Last fall investigators at the University of Texas Health Science Center at San Antonio demonstrated how infections triggered by Streptococcus pneumoniae could damage the heart, explaining why older adults hospitalized for pneumonia were at a high risk for often lethal complications. And a multidisciplinary team led by Professor Aras Kadioglu and Professor Cheng-Hock Toh at the University of Liverpool say the likely culprit--the toxin pneumolysin--can be neutralized by engineered fat bodies called liposomes.
According to the team, the liposomes bind to pneumolysin and prevent damage to heart muscles. The same investigators have used liposome therapies (liposomes are "vesicles" used to deliver therapies) to treat pneumonia, sepsis caused by Streptococcus pneumoniae and MRSA.
"We have discovered that the toxin pneumolysin, which is released during infection with Streptococcus pneumoniae, is the main reason why a significant number of patients develop rapidly progressive and fatal heart complications even if the bacteria does not directly infect the heart," said Yasir Alhamdi, lead author of the study.
Using antibiotics in these cases may actually make the damage worse, according to the team.
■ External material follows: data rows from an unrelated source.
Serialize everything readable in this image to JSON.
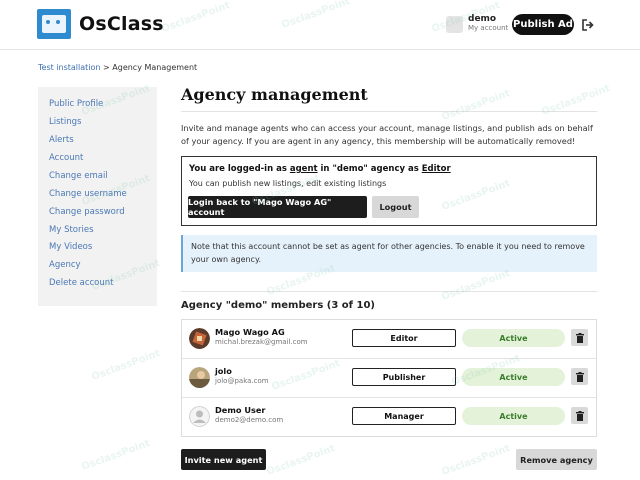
{
  "header": {
    "logo_text": "OsClass",
    "user_name": "demo",
    "user_sub": "My account",
    "publish_label": "Publish Ad",
    "logout_icon": "logout-icon"
  },
  "breadcrumb": {
    "root": "Test installation",
    "separator": " > ",
    "current": "Agency Management"
  },
  "sidebar": {
    "items": [
      {
        "label": "Public Profile"
      },
      {
        "label": "Listings"
      },
      {
        "label": "Alerts"
      },
      {
        "label": "Account"
      },
      {
        "label": "Change email"
      },
      {
        "label": "Change username"
      },
      {
        "label": "Change password"
      },
      {
        "label": "My Stories"
      },
      {
        "label": "My Videos"
      },
      {
        "label": "Agency"
      },
      {
        "label": "Delete account"
      }
    ]
  },
  "main": {
    "title": "Agency management",
    "intro": "Invite and manage agents who can access your account, manage listings, and publish ads on behalf of your agency. If you are agent in any agency, this membership will be automatically removed!",
    "login_box": {
      "line1_a": "You are logged-in as ",
      "line1_agent": "agent",
      "line1_b": " in \"demo\" agency as ",
      "line1_role": "Editor",
      "line2": "You can publish new listings, edit existing listings",
      "login_back_label": "Login back to \"Mago Wago AG\" account",
      "logout_label": "Logout"
    },
    "note": "Note that this account cannot be set as agent for other agencies. To enable it you need to remove your own agency.",
    "members_title": "Agency \"demo\" members (3 of 10)",
    "members": [
      {
        "name": "Mago Wago AG",
        "email": "michal.brezak@gmail.com",
        "role": "Editor",
        "status": "Active"
      },
      {
        "name": "jolo",
        "email": "jolo@paka.com",
        "role": "Publisher",
        "status": "Active"
      },
      {
        "name": "Demo User",
        "email": "demo2@demo.com",
        "role": "Manager",
        "status": "Active"
      }
    ],
    "invite_label": "Invite new agent",
    "remove_label": "Remove agency"
  },
  "watermark": "OsclassPoint",
  "colors": {
    "accent": "#2f8bd0",
    "link": "#4a78b5",
    "dark_button": "#1d1d1d",
    "active_bg": "#e3f2d9",
    "note_bg": "#e6f2fb"
  }
}
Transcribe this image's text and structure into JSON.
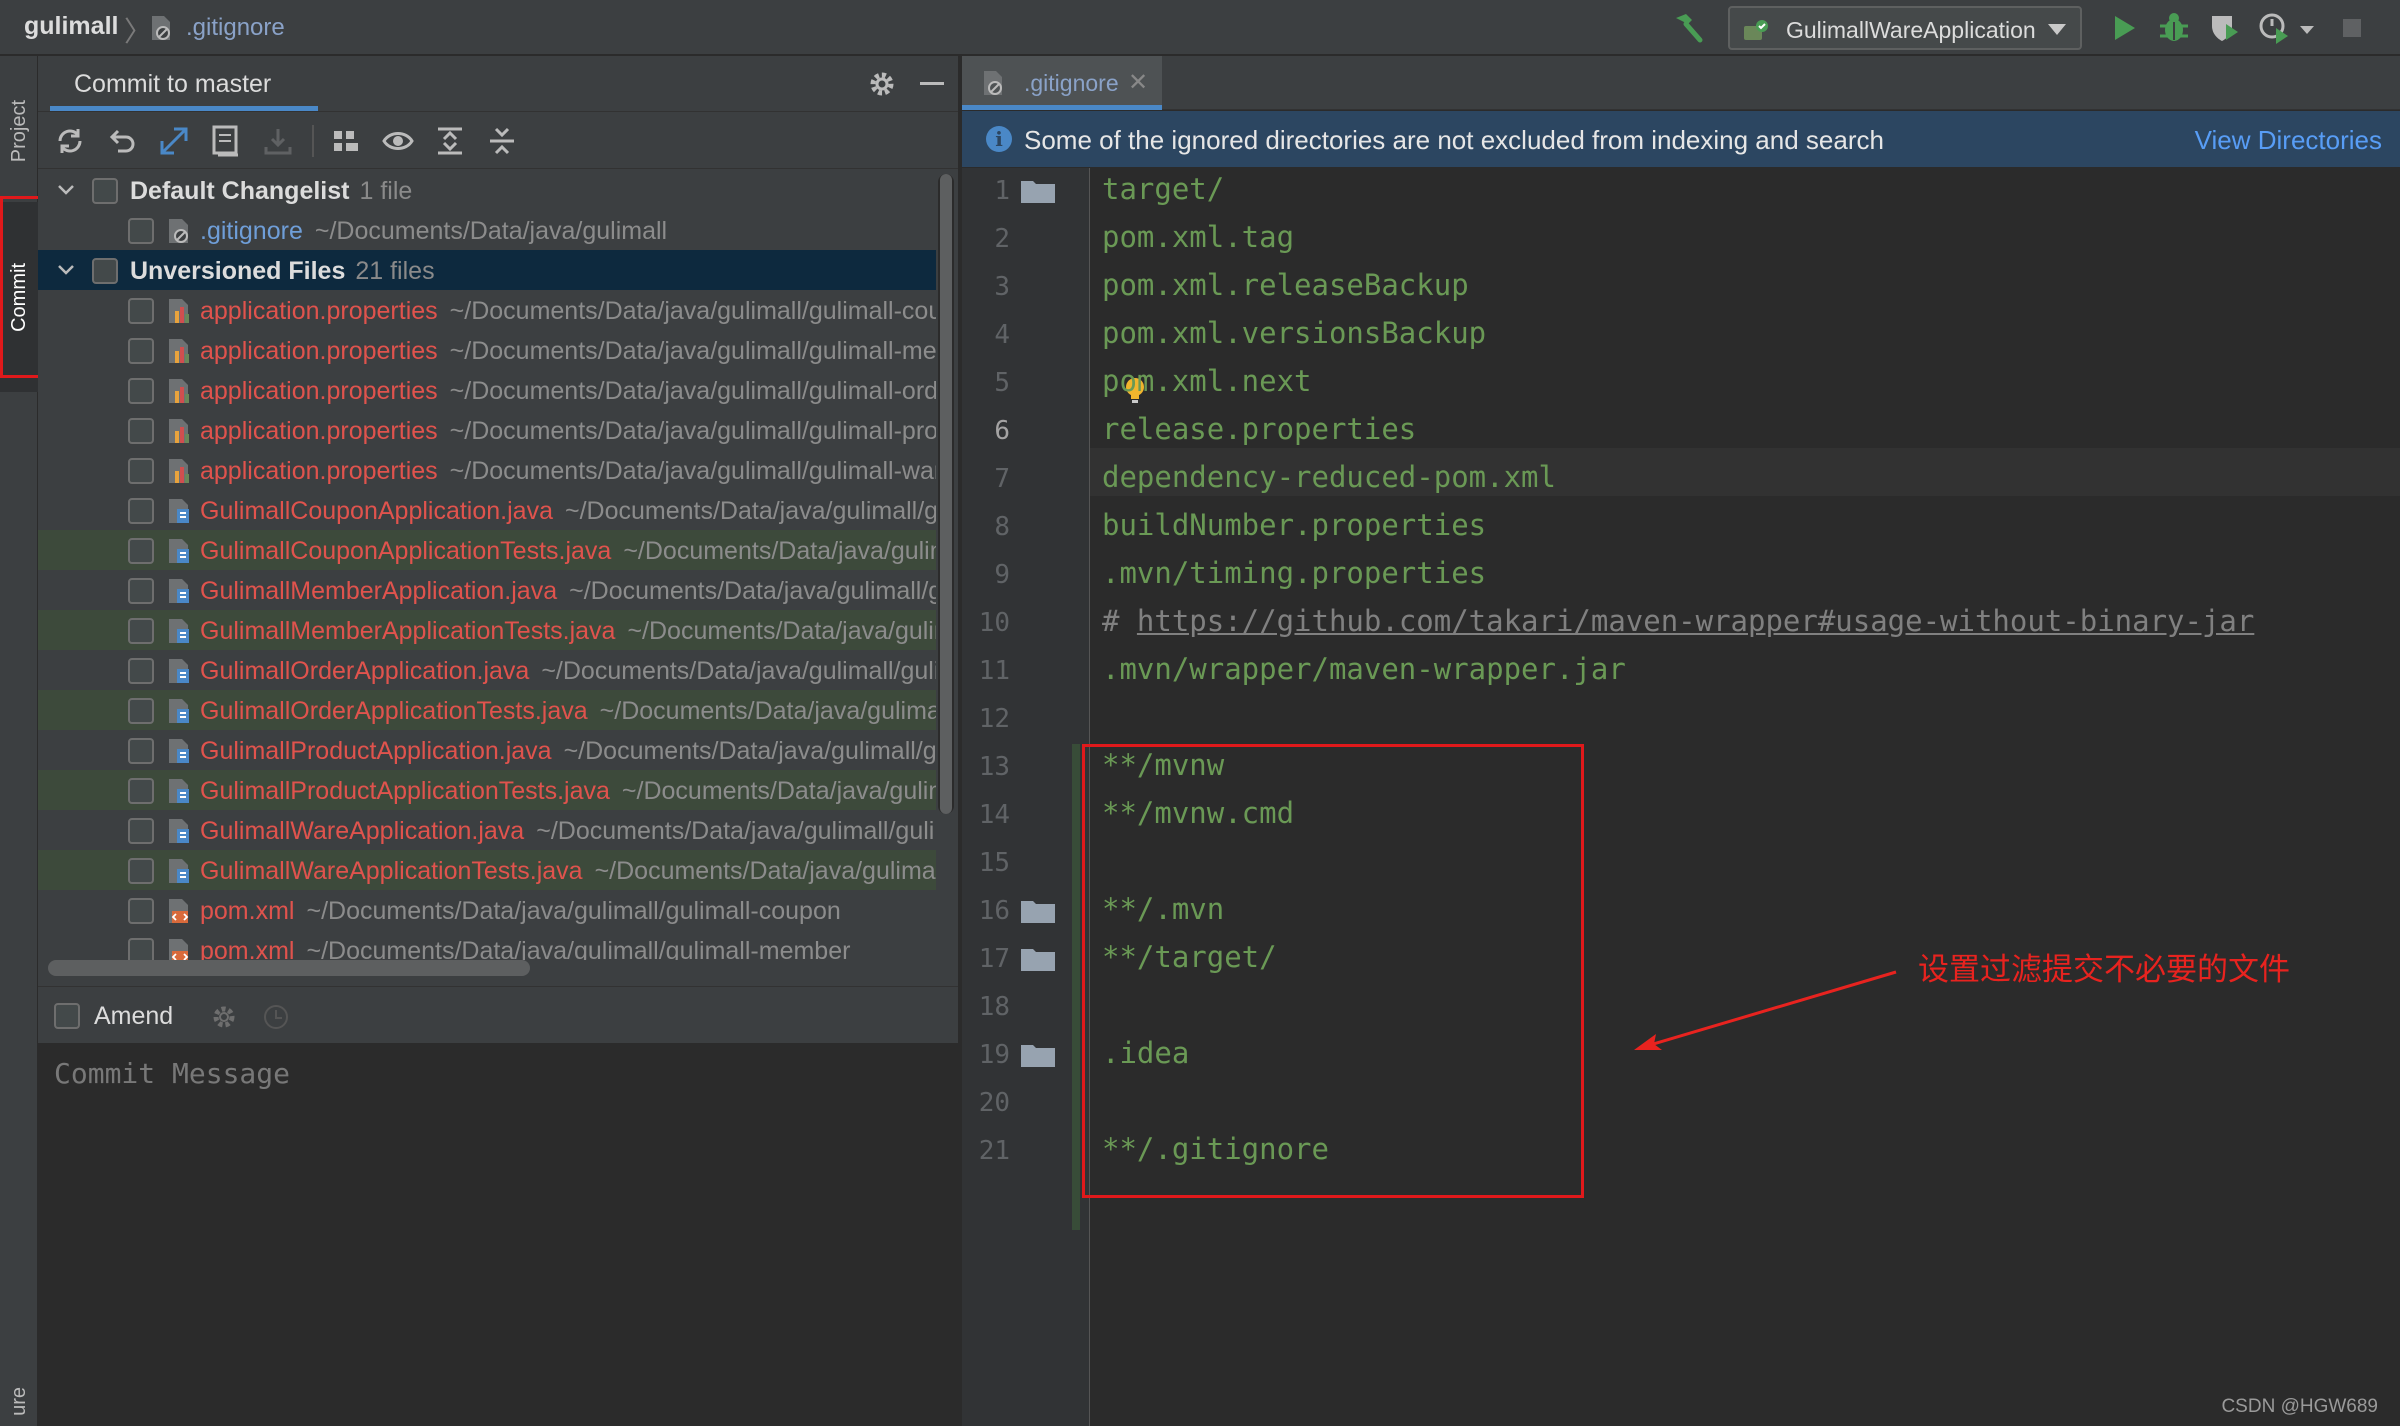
{
  "topbar": {
    "project": "gulimall",
    "file": ".gitignore",
    "run_config": "GulimallWareApplication",
    "actions": [
      {
        "name": "build-hammer-icon",
        "color": "#499c54"
      },
      {
        "name": "run-icon",
        "color": "#499c54"
      },
      {
        "name": "debug-icon",
        "color": "#499c54"
      },
      {
        "name": "coverage-icon",
        "color": "#bbbbbb"
      },
      {
        "name": "profile-icon",
        "color": "#bbbbbb"
      },
      {
        "name": "stop-icon",
        "color": "#5f6163"
      }
    ]
  },
  "left_strip": {
    "tabs": [
      "Project",
      "Commit",
      "ure"
    ]
  },
  "commit_panel": {
    "title": "Commit to master",
    "changelists": [
      {
        "name": "Default Changelist",
        "count": "1 file",
        "files": [
          {
            "name": ".gitignore",
            "path": "~/Documents/Data/java/gulimall",
            "color": "blue",
            "icon": "ignore-file-icon",
            "highlight": false
          }
        ]
      },
      {
        "name": "Unversioned Files",
        "count": "21 files",
        "selected": true,
        "files": [
          {
            "name": "application.properties",
            "path": "~/Documents/Data/java/gulimall/gulimall-coupon/src/main/resources",
            "color": "red",
            "icon": "properties-file-icon",
            "highlight": false
          },
          {
            "name": "application.properties",
            "path": "~/Documents/Data/java/gulimall/gulimall-member/src/main/resources",
            "color": "red",
            "icon": "properties-file-icon",
            "highlight": false
          },
          {
            "name": "application.properties",
            "path": "~/Documents/Data/java/gulimall/gulimall-order/src/main/resources",
            "color": "red",
            "icon": "properties-file-icon",
            "highlight": false
          },
          {
            "name": "application.properties",
            "path": "~/Documents/Data/java/gulimall/gulimall-product/src/main/resources",
            "color": "red",
            "icon": "properties-file-icon",
            "highlight": false
          },
          {
            "name": "application.properties",
            "path": "~/Documents/Data/java/gulimall/gulimall-ware/src/main/resources",
            "color": "red",
            "icon": "properties-file-icon",
            "highlight": false
          },
          {
            "name": "GulimallCouponApplication.java",
            "path": "~/Documents/Data/java/gulimall/gulimall-coupon",
            "color": "red",
            "icon": "java-file-icon",
            "highlight": false
          },
          {
            "name": "GulimallCouponApplicationTests.java",
            "path": "~/Documents/Data/java/gulimall",
            "color": "red",
            "icon": "java-file-icon",
            "highlight": true
          },
          {
            "name": "GulimallMemberApplication.java",
            "path": "~/Documents/Data/java/gulimall/gulimall-member",
            "color": "red",
            "icon": "java-file-icon",
            "highlight": false
          },
          {
            "name": "GulimallMemberApplicationTests.java",
            "path": "~/Documents/Data/java/gulimall",
            "color": "red",
            "icon": "java-file-icon",
            "highlight": true
          },
          {
            "name": "GulimallOrderApplication.java",
            "path": "~/Documents/Data/java/gulimall/gulimall-order",
            "color": "red",
            "icon": "java-file-icon",
            "highlight": false
          },
          {
            "name": "GulimallOrderApplicationTests.java",
            "path": "~/Documents/Data/java/gulimall",
            "color": "red",
            "icon": "java-file-icon",
            "highlight": true
          },
          {
            "name": "GulimallProductApplication.java",
            "path": "~/Documents/Data/java/gulimall/gulimall-product",
            "color": "red",
            "icon": "java-file-icon",
            "highlight": false
          },
          {
            "name": "GulimallProductApplicationTests.java",
            "path": "~/Documents/Data/java/gulimall",
            "color": "red",
            "icon": "java-file-icon",
            "highlight": true
          },
          {
            "name": "GulimallWareApplication.java",
            "path": "~/Documents/Data/java/gulimall/gulimall-ware",
            "color": "red",
            "icon": "java-file-icon",
            "highlight": false
          },
          {
            "name": "GulimallWareApplicationTests.java",
            "path": "~/Documents/Data/java/gulimall",
            "color": "red",
            "icon": "java-file-icon",
            "highlight": true
          },
          {
            "name": "pom.xml",
            "path": "~/Documents/Data/java/gulimall/gulimall-coupon",
            "color": "red",
            "icon": "xml-file-icon",
            "highlight": false
          },
          {
            "name": "pom.xml",
            "path": "~/Documents/Data/java/gulimall/gulimall-member",
            "color": "red",
            "icon": "xml-file-icon",
            "highlight": false
          }
        ]
      }
    ],
    "amend_label": "Amend",
    "commit_message_placeholder": "Commit Message"
  },
  "editor": {
    "tab": ".gitignore",
    "banner_text": "Some of the ignored directories are not excluded from indexing and search",
    "banner_link": "View Directories",
    "current_line": 6,
    "lines": [
      {
        "n": "1",
        "text": "target/",
        "folder": true
      },
      {
        "n": "2",
        "text": "pom.xml.tag",
        "folder": false
      },
      {
        "n": "3",
        "text": "pom.xml.releaseBackup",
        "folder": false
      },
      {
        "n": "4",
        "text": "pom.xml.versionsBackup",
        "folder": false
      },
      {
        "n": "5",
        "text": "pom.xml.next",
        "folder": false
      },
      {
        "n": "6",
        "text": "release.properties",
        "folder": false
      },
      {
        "n": "7",
        "text": "dependency-reduced-pom.xml",
        "folder": false
      },
      {
        "n": "8",
        "text": "buildNumber.properties",
        "folder": false
      },
      {
        "n": "9",
        "text": ".mvn/timing.properties",
        "folder": false
      },
      {
        "n": "10",
        "text": "# https://github.com/takari/maven-wrapper#usage-without-binary-jar",
        "folder": false,
        "comment": true
      },
      {
        "n": "11",
        "text": ".mvn/wrapper/maven-wrapper.jar",
        "folder": false
      },
      {
        "n": "12",
        "text": "",
        "folder": false
      },
      {
        "n": "13",
        "text": "**/mvnw",
        "folder": false
      },
      {
        "n": "14",
        "text": "**/mvnw.cmd",
        "folder": false
      },
      {
        "n": "15",
        "text": "",
        "folder": false
      },
      {
        "n": "16",
        "text": "**/.mvn",
        "folder": true
      },
      {
        "n": "17",
        "text": "**/target/",
        "folder": true
      },
      {
        "n": "18",
        "text": "",
        "folder": false
      },
      {
        "n": "19",
        "text": ".idea",
        "folder": true
      },
      {
        "n": "20",
        "text": "",
        "folder": false
      },
      {
        "n": "21",
        "text": "**/.gitignore",
        "folder": false
      }
    ]
  },
  "annotation": {
    "text": "设置过滤提交不必要的文件",
    "color": "#e8231f"
  },
  "watermark": "CSDN @HGW689"
}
"We have now shown that liposomes can also be used therapeutically to combat deadly heart complications that accompany infections caused by Streptococcus pneumoniae," said Daniel Neill. "This exciting new finding demonstrates that liposomes may also be of use in conjunction with antibiotics to mitigate the pathological effects of antibiotic-induced bacterial lysis."
The study was funded by the British Heart Foundation and the Medical Research Council. The paper, "Circulating pneumolysin is a potent inducer of cardiac injury during pneumococcal infection," is published in the journal PLOS Pathogens.